Contracted-Out Pharmacy Arrangements
The updated Health Institutions notice now provides additional guidance on independent pharmacies operating within hospitals. By concession, HMRC allow pharmacists (including those operating from an independent pharmacy within hospital premises) to zero-rate drugs, medicines and other qualifying goods that are supplied to:
- an in-patient of a hospital or
- any person attending the premises of a hospital for medical care or treatment where all of the following conditions are met:
- The items dispensed are qualifying goods designed or adapted for use in connection with medical or surgical treatment
- The items are dispensed by a pharmacist in the normal way, on the prescription of a medical practitioner who is providing primary health care services
- The items are intended for self-administration by the person named on the prescription
- The items are supplied separately from, and do not form any part of, any medical services, treatment or care provided in the hospital or nursing home
- In the case of NHS prescriptions, the pharmacist is acting under the appropriate NHS Pharmaceutical regulations, and is reimbursed for the dispensed items by one of the NHS bodies that pay for community pharmacy services.

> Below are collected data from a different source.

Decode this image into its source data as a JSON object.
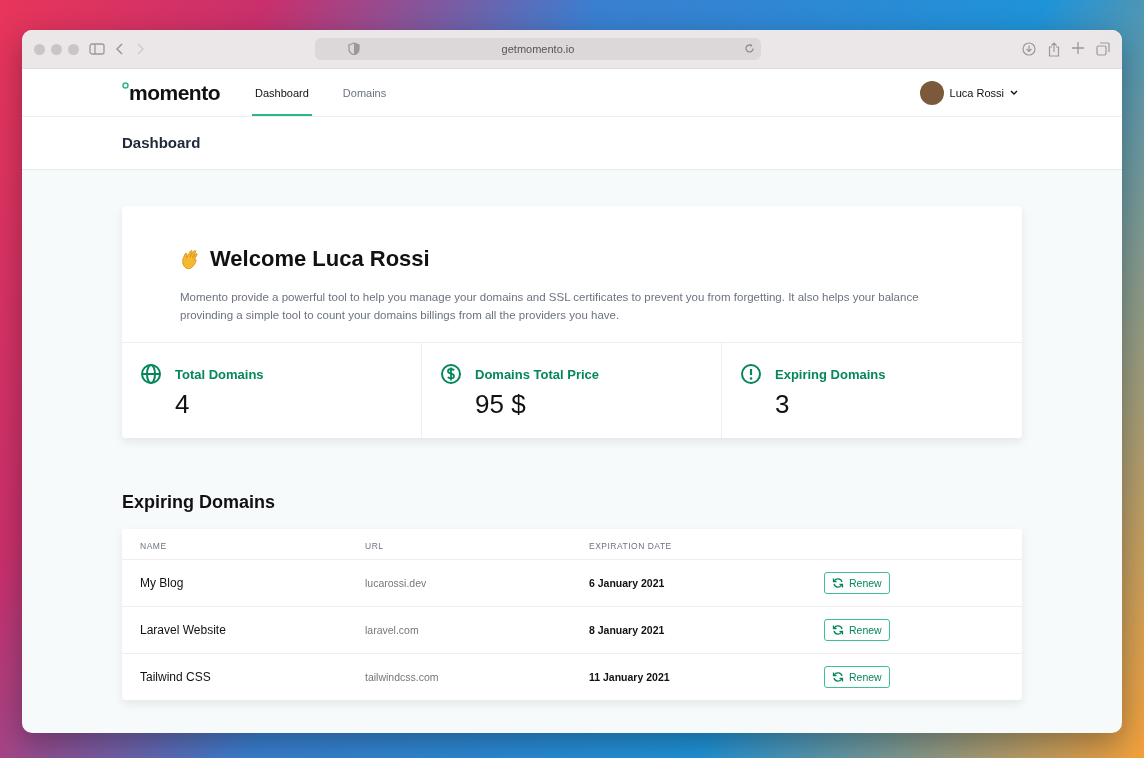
{
  "browser": {
    "address": "getmomento.io"
  },
  "nav": {
    "logo": "momento",
    "tabs": [
      {
        "label": "Dashboard",
        "selected": true
      },
      {
        "label": "Domains",
        "selected": false
      }
    ],
    "user": {
      "name": "Luca Rossi"
    }
  },
  "page_title": "Dashboard",
  "welcome": {
    "title": "Welcome Luca Rossi",
    "text": "Momento provide a powerful tool to help you manage your domains and SSL certificates to prevent you from forgetting. It also helps your balance provinding a simple tool to count your domains billings from all the providers you have."
  },
  "stats": [
    {
      "kind": "globe",
      "label": "Total Domains",
      "value": "4"
    },
    {
      "kind": "dollar",
      "label": "Domains Total Price",
      "value": "95 $"
    },
    {
      "kind": "alert",
      "label": "Expiring Domains",
      "value": "3"
    }
  ],
  "expiring": {
    "title": "Expiring Domains",
    "columns": [
      "NAME",
      "URL",
      "EXPIRATION DATE"
    ],
    "rows": [
      {
        "name": "My Blog",
        "url": "lucarossi.dev",
        "date": "6 January 2021",
        "action": "Renew"
      },
      {
        "name": "Laravel Website",
        "url": "laravel.com",
        "date": "8 January 2021",
        "action": "Renew"
      },
      {
        "name": "Tailwind CSS",
        "url": "tailwindcss.com",
        "date": "11 January 2021",
        "action": "Renew"
      }
    ]
  }
}
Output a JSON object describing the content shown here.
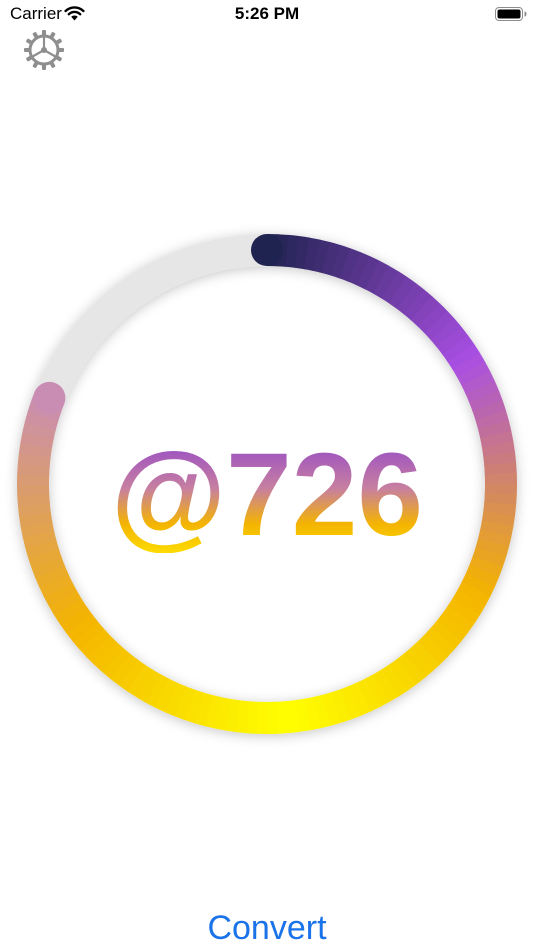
{
  "status_bar": {
    "carrier": "Carrier",
    "time": "5:26 PM",
    "wifi_icon": "wifi-icon",
    "battery_icon": "battery-icon"
  },
  "toolbar": {
    "settings_icon": "gear-icon"
  },
  "progress": {
    "label": "@726",
    "fraction": 0.81,
    "track_color": "#e6e6e6",
    "gradient_colors": [
      "#1f2350",
      "#a94fe3",
      "#f4b400",
      "#ffff00",
      "#f4b400",
      "#c98db4"
    ]
  },
  "action": {
    "convert_label": "Convert",
    "color": "#1a73e8"
  }
}
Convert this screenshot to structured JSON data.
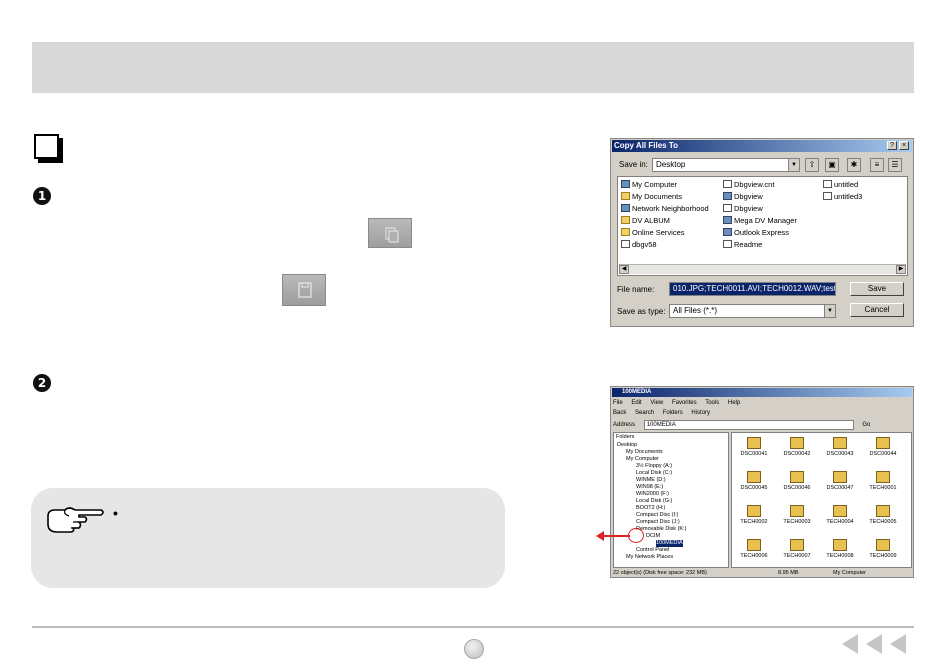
{
  "step_numbers": {
    "first": "1",
    "second": "2"
  },
  "tip_bullet": "•",
  "dialog": {
    "title": "Copy All Files To",
    "help_btn": "?",
    "close_btn": "×",
    "save_in_label": "Save in:",
    "save_in_value": "Desktop",
    "files_col1": [
      "My Computer",
      "My Documents",
      "Network Neighborhood",
      "DV ALBUM",
      "Online Services",
      "dbgv58"
    ],
    "files_col2": [
      "Dbgview.cnt",
      "Dbgview",
      "Dbgview",
      "Mega DV Manager",
      "Outlook Express",
      "Readme"
    ],
    "files_col3": [
      "untitled",
      "untitled3"
    ],
    "file_name_label": "File name:",
    "file_name_value": "010.JPG;TECH0011.AVI;TECH0012.WAV;test!",
    "save_type_label": "Save as type:",
    "save_type_value": "All Files (*.*)",
    "save_button": "Save",
    "cancel_button": "Cancel"
  },
  "explorer": {
    "title": "100MEDIA",
    "menu": [
      "File",
      "Edit",
      "View",
      "Favorites",
      "Tools",
      "Help"
    ],
    "toolbar": [
      "Back",
      "Search",
      "Folders",
      "History"
    ],
    "address_label": "Address",
    "address_value": "100MEDIA",
    "go_label": "Go",
    "folders_header": "Folders",
    "tree": [
      "Desktop",
      "My Documents",
      "My Computer",
      "3½ Floppy (A:)",
      "Local Disk (C:)",
      "WINME (D:)",
      "WIN98 (E:)",
      "WIN2000 (F:)",
      "Local Disk (G:)",
      "BOOT2 (H:)",
      "Compact Disc (I:)",
      "Compact Disc (J:)",
      "Removable Disk (K:)",
      "DCIM",
      "100MEDIA",
      "Control Panel",
      "My Network Places"
    ],
    "files": [
      "DSC00041",
      "DSC00042",
      "DSC00043",
      "DSC00044",
      "DSC00045",
      "DSC00046",
      "DSC00047",
      "TECH0001",
      "TECH0002",
      "TECH0003",
      "TECH0004",
      "TECH0005",
      "TECH0006",
      "TECH0007",
      "TECH0008",
      "TECH0009"
    ],
    "status_left": "22 object(s) (Disk free space: 232 MB)",
    "status_size": "8.95 MB",
    "status_location": "My Computer"
  }
}
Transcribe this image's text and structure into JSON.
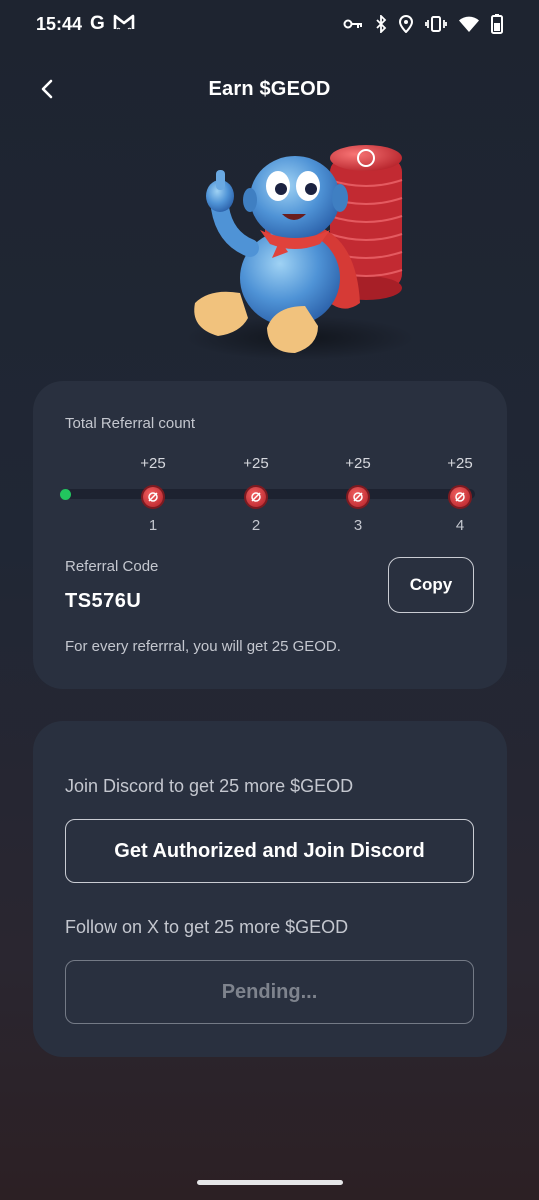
{
  "status_bar": {
    "time": "15:44",
    "icons": [
      "google-g-icon",
      "gmail-icon",
      "vpn-key-icon",
      "bluetooth-icon",
      "location-icon",
      "vibrate-icon",
      "wifi-icon",
      "battery-icon"
    ]
  },
  "header": {
    "title": "Earn $GEOD",
    "back_icon": "chevron-left-icon"
  },
  "hero": {
    "icon": "robot-mascot-with-coins"
  },
  "referral": {
    "title": "Total Referral count",
    "progress_value": 0,
    "accent_color": "#22c55e",
    "coin_color": "#d93a3f",
    "milestones": [
      {
        "reward": "+25",
        "count": "1"
      },
      {
        "reward": "+25",
        "count": "2"
      },
      {
        "reward": "+25",
        "count": "3"
      },
      {
        "reward": "+25",
        "count": "4"
      }
    ],
    "code_label": "Referral Code",
    "code": "TS576U",
    "copy_label": "Copy",
    "note": "For every referrral, you will get 25 GEOD."
  },
  "tasks": {
    "discord": {
      "label": "Join Discord to get 25 more $GEOD",
      "button": "Get Authorized and Join Discord"
    },
    "x": {
      "label": "Follow on X to get 25 more $GEOD",
      "button": "Pending..."
    }
  }
}
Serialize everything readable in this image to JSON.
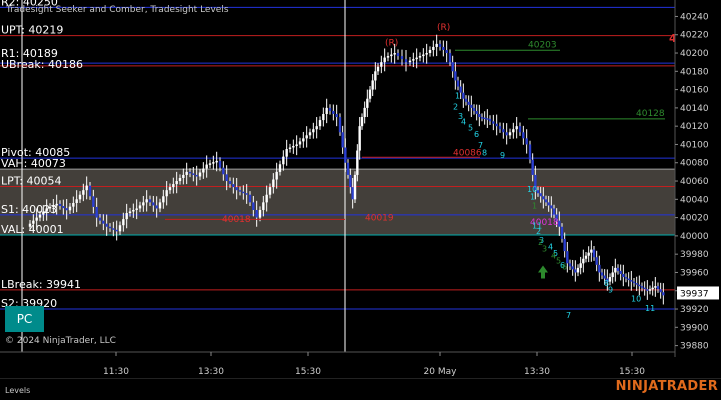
{
  "indicator": {
    "title": "Tradesight Seeker and Comber, Tradesight Levels"
  },
  "levels": [
    {
      "name": "R2",
      "text": "R2: 40250",
      "value": 40250,
      "color": "#2233dd"
    },
    {
      "name": "UPT",
      "text": "UPT: 40219",
      "value": 40219,
      "color": "#c21f1f"
    },
    {
      "name": "R1",
      "text": "R1: 40189",
      "value": 40189,
      "color": "#2233dd"
    },
    {
      "name": "LBreak",
      "text": "UBreak: 40186",
      "value": 40186,
      "color": "#c21f1f"
    },
    {
      "name": "Pivot",
      "text": "Pivot: 40085",
      "value": 40085,
      "color": "#2233dd"
    },
    {
      "name": "VAH",
      "text": "VAH: 40073",
      "value": 40073,
      "color": "#a0a0a0"
    },
    {
      "name": "LPT",
      "text": "LPT: 40054",
      "value": 40054,
      "color": "#c21f1f"
    },
    {
      "name": "S1",
      "text": "S1: 40023",
      "value": 40023,
      "color": "#2233dd"
    },
    {
      "name": "VAL",
      "text": "VAL: 40001",
      "value": 40001,
      "color": "#00b0b0"
    },
    {
      "name": "LBreak2",
      "text": "LBreak: 39941",
      "value": 39941,
      "color": "#c21f1f"
    },
    {
      "name": "S2",
      "text": "S2: 39920",
      "value": 39920,
      "color": "#2233dd"
    }
  ],
  "value_area": {
    "high": 40073,
    "low": 40001,
    "color": "#4a4640"
  },
  "price_axis": {
    "ticks": [
      40240,
      40220,
      40200,
      40180,
      40160,
      40140,
      40120,
      40100,
      40080,
      40060,
      40040,
      40020,
      40000,
      39980,
      39960,
      39940,
      39920,
      39900,
      39880
    ],
    "min": 39873,
    "max": 40258,
    "last_price": "39937",
    "ticks_text": [
      "40240",
      "40220",
      "40200",
      "40180",
      "40160",
      "40140",
      "40120",
      "40100",
      "40080",
      "40060",
      "40040",
      "40020",
      "40000",
      "39980",
      "39960",
      "39940",
      "39920",
      "39900",
      "39880"
    ]
  },
  "time_axis": {
    "labels": [
      "11:30",
      "13:30",
      "15:30",
      "20 May",
      "13:30",
      "15:30"
    ]
  },
  "annotations": {
    "reversal_marks": [
      "(R)",
      "(R)"
    ],
    "red_number": "4",
    "green_levels": [
      "40203",
      "40128"
    ],
    "red_levels": [
      "40018",
      "40019",
      "40086"
    ],
    "magenta_level": "40018",
    "count_labels": [
      "1",
      "2",
      "3",
      "4",
      "5",
      "6",
      "7",
      "8",
      "9",
      "10",
      "11",
      "7",
      "8",
      "9",
      "10",
      "11",
      "1",
      "2",
      "3",
      "4",
      "5",
      "6",
      "1",
      "2",
      "3",
      "4",
      "5",
      "6"
    ]
  },
  "pc_button": {
    "label": "PC"
  },
  "footer": {
    "copyright": "© 2024 NinjaTrader, LLC",
    "tab": "Levels",
    "brand": "NINJATRADER"
  },
  "colors": {
    "candle": "#ffffff",
    "candle_down": "#2b3fd1",
    "background": "#000000",
    "up_arrow": "#2d8a2d"
  }
}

The notice goes on to state that the application of this concession must not give rise to any abuse of the VAT system and HMRC may withdraw or restrict the application of this concession if they have reasonable cause to believe that it is being used for tax avoidance purposes.
The full revised notices can be obtained from the following links:
VAT Notice 701/31 – Health Institutions
VAT Notice 701/57 – Health Professionals
Under the VAT rules, certain medical equipment can be zero-rated where the equipment is a medical or surgical appliance that is designed solely for the relief of a severe abnormality or a severe injury, and has been purchased for the personal or domestic use of a person defined as ‘chronically sick or disabled’. This particular relief is not however available when the purchase is funded by an NHS body.
Zero-rating is however available for certain equipment purchased by an NHS body wholly from charitable funds.
Therefore, where NHS bodies make purchases of this nature from non-charitable funds, suppliers should charge VAT at the standard–rate (20%).
Generally speaking, there is no VAT recovery available for such products by NHS bodies under the contracted-out services (“COS”) rules and there is unlikely to be VAT recovery under business VAT rules. However, if the NHS body purchases maintenance, repair or support in respect of such products, VAT recovery under COS may be available subject to the normal conditions.
HMRC are currently considering enacting the VAT Cost Sharing Exemption. This is a provision of EC VAT law not currently applicable in the UK which allows businesses and organisations making VAT exempt and/or non-business supplies to form groups in order to achieve cost savings.
The principal benefit of the exemption is that by removing a VAT charge on supplies of goods and services between certain organisations, it will facilitate efficiency savings for organisations working together which are unable to recover all of their VAT on purchases.
If enacted, this exemption may enable cost savings on transactions between NHS bodies and social enterprises or charities, where these types of organisation have taken responsibility for previous NHS functions and the addition of VAT on re-charged costs can be a burden.
HMRC are due to publish their findings from a consultation process on policy design and a framework for possible future implementation. We will inform you of this as soon as further details are available.